Jock McFadyen was born in Scotland, moving to London in his teens and training at the Chelsea College of Art.
He has had a significant and successful career ever since, exhibiting extensively in the U.K. and abroad and being elected a Royal Academician in 2012. His work features in over forty public museum collections and the City Art Centre in Edinburgh previously displayed a selection of work by him in ‘Jock McFadyen Goes to the Pictures,’ an exhibition to mark his 70th birthday.
McFadyen’s work has had a series of different focus points: moving from the witty conjectures he made in Art College, to the population of London East End waifs and strays of the 1980s before he started to produce less figurative work in the 1990s as the urban landscape became his predominant subject.
Throughout his career, as well as exhibiting prolifically, McFadyen has been involved in a wide range of interesting commissions and collaborations. This began with his appointment as Artist in Residence at the National Gallery in London in 1981, which was the catalyst of his move to observed working, of which the East End waifs and strays were the result. In the early 1990s he was commissioned by the Imperial War Museum to record events around the dismantling of the Berlin Wall before working on the set and costumes for ballet performances at the Royal Opera House.
Jock McFadyen commenced his series of Tube paintings in the late 1990s, signalling a move away from figurative work. The resulting scenes are intensely observed, as McFadyen condenses the details and geometrics of the grubby walls of this odd, passing-through place to an almost abstract vision. In Bank, we can identify the location by the flanking iconic tube station signage and also by the capturing of the curving walls of these underground tunnels, that keep such a bustling city connected.
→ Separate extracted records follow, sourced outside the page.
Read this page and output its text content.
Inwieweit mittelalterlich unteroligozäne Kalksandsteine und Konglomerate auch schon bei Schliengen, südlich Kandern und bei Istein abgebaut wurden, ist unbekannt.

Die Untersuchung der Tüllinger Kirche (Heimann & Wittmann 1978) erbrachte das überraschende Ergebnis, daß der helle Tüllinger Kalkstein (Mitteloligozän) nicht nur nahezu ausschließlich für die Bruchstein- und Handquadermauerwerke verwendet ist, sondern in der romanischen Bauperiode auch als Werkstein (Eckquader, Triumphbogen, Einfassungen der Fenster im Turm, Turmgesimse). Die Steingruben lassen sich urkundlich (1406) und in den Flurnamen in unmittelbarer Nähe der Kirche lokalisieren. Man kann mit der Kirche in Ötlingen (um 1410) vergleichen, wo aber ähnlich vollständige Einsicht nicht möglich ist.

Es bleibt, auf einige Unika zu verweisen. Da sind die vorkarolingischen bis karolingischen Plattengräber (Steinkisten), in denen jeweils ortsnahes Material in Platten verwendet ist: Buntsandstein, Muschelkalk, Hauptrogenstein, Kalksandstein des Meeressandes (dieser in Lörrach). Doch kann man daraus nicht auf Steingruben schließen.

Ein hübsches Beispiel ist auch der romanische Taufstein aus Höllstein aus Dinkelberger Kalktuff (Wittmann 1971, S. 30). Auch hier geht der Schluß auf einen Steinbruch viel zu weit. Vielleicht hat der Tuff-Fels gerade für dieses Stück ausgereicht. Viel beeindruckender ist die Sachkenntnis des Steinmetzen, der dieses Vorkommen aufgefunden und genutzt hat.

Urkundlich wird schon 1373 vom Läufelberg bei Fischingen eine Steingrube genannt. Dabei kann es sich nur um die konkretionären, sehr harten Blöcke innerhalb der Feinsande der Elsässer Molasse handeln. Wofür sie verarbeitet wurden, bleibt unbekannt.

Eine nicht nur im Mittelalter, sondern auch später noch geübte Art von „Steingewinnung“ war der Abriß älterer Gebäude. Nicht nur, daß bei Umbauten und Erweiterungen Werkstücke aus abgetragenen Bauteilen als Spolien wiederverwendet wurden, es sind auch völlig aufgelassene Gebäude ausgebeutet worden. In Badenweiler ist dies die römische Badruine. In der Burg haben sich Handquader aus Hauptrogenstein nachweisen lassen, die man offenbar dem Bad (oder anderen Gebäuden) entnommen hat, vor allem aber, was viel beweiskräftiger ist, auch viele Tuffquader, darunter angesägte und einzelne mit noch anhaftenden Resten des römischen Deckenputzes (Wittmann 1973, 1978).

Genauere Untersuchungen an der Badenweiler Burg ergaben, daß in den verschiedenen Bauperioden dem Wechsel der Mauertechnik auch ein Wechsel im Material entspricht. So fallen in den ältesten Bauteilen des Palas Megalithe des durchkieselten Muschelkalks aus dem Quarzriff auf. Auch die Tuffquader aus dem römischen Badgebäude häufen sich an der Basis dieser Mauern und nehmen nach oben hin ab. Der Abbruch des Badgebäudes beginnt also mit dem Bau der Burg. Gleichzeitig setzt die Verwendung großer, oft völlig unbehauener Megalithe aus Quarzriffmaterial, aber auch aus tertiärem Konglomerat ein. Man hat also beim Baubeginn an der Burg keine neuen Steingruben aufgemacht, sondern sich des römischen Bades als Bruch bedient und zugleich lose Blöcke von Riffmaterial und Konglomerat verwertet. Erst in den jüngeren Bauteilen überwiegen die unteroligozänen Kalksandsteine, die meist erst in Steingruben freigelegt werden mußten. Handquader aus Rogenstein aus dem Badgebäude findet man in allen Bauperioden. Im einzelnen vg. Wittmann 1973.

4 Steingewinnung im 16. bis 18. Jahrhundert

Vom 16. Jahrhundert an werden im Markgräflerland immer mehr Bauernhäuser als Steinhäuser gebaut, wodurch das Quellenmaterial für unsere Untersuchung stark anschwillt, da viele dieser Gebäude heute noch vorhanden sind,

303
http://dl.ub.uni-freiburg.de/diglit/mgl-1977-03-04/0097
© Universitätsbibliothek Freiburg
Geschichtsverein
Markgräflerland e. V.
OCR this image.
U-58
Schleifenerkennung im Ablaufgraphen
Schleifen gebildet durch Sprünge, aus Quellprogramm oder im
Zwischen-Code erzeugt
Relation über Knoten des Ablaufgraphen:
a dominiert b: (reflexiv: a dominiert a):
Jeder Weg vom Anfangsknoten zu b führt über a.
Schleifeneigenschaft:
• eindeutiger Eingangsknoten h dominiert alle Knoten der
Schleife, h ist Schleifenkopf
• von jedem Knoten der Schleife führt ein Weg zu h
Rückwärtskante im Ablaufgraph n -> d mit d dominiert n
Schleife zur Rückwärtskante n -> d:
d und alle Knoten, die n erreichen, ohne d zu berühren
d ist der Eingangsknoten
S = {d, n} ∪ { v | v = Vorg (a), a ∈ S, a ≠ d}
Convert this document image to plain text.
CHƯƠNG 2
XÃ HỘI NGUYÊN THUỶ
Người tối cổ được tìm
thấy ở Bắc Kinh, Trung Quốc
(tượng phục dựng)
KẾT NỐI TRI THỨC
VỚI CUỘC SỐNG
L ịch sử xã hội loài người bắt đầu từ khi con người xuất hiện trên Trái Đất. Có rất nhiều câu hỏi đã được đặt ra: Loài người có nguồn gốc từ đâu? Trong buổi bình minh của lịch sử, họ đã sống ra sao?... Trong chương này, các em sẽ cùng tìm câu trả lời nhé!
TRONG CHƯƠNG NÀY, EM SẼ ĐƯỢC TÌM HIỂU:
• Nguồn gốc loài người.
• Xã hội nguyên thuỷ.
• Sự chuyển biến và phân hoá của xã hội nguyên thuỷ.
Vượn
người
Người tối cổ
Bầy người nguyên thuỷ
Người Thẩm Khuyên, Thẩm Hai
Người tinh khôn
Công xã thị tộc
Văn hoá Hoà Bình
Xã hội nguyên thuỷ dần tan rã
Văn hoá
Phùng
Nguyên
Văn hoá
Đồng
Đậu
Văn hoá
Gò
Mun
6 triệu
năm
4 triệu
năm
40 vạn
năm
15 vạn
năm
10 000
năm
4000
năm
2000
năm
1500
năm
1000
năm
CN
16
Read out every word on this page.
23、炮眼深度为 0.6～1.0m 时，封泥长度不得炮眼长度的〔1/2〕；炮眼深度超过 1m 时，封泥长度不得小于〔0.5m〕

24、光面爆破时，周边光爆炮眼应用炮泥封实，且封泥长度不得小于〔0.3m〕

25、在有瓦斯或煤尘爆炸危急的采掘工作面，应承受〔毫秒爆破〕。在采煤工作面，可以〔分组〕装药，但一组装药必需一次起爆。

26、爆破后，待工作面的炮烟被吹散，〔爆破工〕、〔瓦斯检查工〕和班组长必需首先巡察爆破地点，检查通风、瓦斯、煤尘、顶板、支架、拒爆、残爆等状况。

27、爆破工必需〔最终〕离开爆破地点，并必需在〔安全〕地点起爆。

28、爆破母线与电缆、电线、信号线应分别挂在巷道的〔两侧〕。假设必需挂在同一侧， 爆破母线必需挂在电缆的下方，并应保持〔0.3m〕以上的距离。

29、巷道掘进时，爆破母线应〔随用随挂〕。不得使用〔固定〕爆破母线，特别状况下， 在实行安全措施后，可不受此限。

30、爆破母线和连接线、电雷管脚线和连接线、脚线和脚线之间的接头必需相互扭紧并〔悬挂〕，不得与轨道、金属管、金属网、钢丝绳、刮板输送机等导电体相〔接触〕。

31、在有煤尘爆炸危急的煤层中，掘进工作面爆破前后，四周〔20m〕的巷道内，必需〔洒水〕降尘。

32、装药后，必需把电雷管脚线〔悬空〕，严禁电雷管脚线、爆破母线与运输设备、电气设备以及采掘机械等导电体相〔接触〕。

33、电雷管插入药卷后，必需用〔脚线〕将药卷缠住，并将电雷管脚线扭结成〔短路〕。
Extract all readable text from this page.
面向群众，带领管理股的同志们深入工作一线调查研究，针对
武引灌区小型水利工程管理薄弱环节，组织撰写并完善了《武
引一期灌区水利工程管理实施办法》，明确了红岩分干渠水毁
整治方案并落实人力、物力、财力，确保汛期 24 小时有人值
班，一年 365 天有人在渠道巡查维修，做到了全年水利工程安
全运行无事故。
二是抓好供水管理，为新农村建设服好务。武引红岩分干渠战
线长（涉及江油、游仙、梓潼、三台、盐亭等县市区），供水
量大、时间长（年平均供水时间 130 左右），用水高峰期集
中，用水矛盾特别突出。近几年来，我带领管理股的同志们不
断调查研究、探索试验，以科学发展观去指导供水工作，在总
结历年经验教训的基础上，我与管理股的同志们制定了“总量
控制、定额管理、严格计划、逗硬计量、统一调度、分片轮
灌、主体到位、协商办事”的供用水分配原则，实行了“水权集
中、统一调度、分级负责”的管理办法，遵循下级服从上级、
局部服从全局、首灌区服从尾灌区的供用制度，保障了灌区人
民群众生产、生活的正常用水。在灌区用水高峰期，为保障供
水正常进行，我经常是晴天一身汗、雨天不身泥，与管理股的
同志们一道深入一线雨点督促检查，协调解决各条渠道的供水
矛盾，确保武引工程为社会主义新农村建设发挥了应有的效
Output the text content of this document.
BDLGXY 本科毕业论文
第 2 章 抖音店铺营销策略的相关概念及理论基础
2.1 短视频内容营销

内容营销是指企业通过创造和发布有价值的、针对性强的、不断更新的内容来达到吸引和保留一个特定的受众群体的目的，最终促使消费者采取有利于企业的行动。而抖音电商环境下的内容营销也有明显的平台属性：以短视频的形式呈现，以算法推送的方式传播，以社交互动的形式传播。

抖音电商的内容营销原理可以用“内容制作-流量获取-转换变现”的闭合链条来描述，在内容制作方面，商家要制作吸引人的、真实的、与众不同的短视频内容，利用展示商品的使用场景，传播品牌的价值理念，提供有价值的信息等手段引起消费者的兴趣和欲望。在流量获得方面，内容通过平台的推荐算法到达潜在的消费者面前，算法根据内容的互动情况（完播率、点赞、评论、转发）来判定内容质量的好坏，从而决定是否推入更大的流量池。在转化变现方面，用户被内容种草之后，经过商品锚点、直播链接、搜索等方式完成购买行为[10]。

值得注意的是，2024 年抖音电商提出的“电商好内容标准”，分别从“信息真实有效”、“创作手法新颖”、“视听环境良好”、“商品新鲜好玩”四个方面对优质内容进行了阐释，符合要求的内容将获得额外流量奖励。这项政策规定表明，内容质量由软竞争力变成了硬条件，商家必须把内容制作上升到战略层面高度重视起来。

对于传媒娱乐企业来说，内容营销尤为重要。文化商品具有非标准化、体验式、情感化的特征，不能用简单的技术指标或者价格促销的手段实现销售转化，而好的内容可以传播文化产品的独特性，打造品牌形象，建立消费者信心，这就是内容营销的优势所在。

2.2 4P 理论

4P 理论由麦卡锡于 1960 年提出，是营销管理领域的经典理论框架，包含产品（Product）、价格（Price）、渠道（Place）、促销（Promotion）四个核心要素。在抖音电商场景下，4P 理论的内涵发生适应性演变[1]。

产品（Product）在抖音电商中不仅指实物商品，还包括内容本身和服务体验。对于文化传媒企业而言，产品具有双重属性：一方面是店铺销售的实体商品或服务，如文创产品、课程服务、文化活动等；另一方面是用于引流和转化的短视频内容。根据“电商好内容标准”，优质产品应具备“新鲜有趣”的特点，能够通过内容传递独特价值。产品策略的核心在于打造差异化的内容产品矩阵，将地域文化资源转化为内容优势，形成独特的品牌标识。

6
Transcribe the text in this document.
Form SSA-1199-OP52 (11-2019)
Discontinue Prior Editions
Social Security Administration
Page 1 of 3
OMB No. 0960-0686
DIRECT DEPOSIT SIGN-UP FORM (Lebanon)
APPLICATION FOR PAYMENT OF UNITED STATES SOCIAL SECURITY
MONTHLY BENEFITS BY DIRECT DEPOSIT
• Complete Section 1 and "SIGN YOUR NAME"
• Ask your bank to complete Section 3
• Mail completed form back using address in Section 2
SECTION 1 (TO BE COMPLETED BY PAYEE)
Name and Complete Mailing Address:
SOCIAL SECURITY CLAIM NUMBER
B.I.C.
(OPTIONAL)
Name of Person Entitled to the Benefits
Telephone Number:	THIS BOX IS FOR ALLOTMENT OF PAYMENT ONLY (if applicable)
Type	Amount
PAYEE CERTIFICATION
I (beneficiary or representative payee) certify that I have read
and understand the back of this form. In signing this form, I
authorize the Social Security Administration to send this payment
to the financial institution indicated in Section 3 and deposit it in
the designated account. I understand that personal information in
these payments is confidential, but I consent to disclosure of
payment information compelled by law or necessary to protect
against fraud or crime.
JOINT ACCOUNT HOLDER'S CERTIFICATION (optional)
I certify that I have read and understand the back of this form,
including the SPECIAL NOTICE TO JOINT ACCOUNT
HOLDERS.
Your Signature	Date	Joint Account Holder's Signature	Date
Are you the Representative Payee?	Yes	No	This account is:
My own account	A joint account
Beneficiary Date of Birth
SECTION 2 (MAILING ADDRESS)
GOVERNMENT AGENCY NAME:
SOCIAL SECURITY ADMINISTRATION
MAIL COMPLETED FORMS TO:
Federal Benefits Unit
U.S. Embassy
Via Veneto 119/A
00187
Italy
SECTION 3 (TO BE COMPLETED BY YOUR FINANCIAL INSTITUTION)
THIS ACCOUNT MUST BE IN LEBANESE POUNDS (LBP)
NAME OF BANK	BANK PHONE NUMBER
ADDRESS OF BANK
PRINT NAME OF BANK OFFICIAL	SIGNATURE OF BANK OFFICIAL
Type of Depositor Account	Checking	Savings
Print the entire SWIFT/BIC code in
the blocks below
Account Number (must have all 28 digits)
McFayen has claimed that his painterly influences include Sickert, Whistler and Lowry but for the most part he finds his inspiration in 1970s realist film and contemporary novels and music rather than art. As a result he has worked in collaboration with a range of writers including Iain Sinclair, Howard Jacobson and Will Self.
In 2005, he took his collaborative efforts a step further by founding The Grey Gallery, with his wife, the musician Susie Honeyman. It is a nomadic entity which works with artists, writers and musicians on a project basis, with the intention of working across disciplines and outside of existing frameworks established by dealers and curators.